🤖 AI Summary
This work proposes a novel approach to solving partial differential equations (PDEs) that overcomes the high computational cost and reliance on iterative optimization or automatic differentiation inherent in traditional physics-informed neural networks (PINNs). By leveraging sine-based random Fourier features with analytically tractable, recursive higher-order derivatives, the method enables direct solution of linear PDEs via a single least-squares solve under frozen features, while efficiently handling nonlinear PDEs through Newton–Raphson iteration. Notably, it achieves operator construction with O(1) complexity and completely eliminates the need for automatic differentiation, establishing a true “solve-once” framework.

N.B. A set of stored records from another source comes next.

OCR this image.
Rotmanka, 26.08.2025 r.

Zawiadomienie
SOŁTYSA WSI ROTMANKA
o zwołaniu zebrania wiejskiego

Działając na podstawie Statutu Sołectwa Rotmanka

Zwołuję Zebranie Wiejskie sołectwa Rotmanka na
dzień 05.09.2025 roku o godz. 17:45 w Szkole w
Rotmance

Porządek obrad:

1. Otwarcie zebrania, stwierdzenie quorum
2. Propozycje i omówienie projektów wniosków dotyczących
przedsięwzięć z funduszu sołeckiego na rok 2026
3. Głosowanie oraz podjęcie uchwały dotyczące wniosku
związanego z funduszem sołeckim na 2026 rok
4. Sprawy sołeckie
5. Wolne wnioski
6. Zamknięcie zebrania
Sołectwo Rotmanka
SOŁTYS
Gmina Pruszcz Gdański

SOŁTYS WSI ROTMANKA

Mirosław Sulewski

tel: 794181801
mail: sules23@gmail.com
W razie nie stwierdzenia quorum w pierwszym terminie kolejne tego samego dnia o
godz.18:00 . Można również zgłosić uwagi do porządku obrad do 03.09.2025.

Evaluated on 17 benchmark PDEs across dimensions one to six, the approach attains relative L² errors of 10⁻⁷ for linear problems in 0.07 seconds and 10⁻⁸–10⁻⁹ for nonlinear cases in under 9 seconds, significantly outperforming existing PINN methods in both accuracy and speed.
📝 Abstract
Recent random feature methods for solving partial differential equations (PDEs) reduce computational cost compared to physics-informed neural networks (PINNs) but still rely on iterative optimization or expensive derivative computation. We observe that sinusoidal random Fourier features possess a cyclic derivative structure: the derivative of any order of $\sin(\mathbf{W}\cdot\mathbf{x}+b)$ is a single sinusoid with a monomial prefactor, computable in $O(1)$ operations. Alternative activations such as $\tanh$, used in prior one-shot methods like PIELM, lack this property: their higher-order derivatives grow as $O(2^n)$ terms, requiring automatic differentiation for operator assembly. We propose FastLSQ, which combines frozen random Fourier features with analytical operator assembly to solve linear PDEs via a single least-squares call, and extend it to nonlinear PDEs via Newton--Raphson iteration where each linearized step is a FastLSQ solve. On a benchmark of 17 PDEs spanning 1 to 6 dimensions, FastLSQ achieves relative $L^2$ errors of $10^{-7}$ in 0.07\,s on linear problems, three orders of magnitude more accurate and significantly faster than state-of-the-art iterative PINN solvers, and $10^{-8}$ to $10^{-9}$ on nonlinear problems via Newton iteration in under 9s.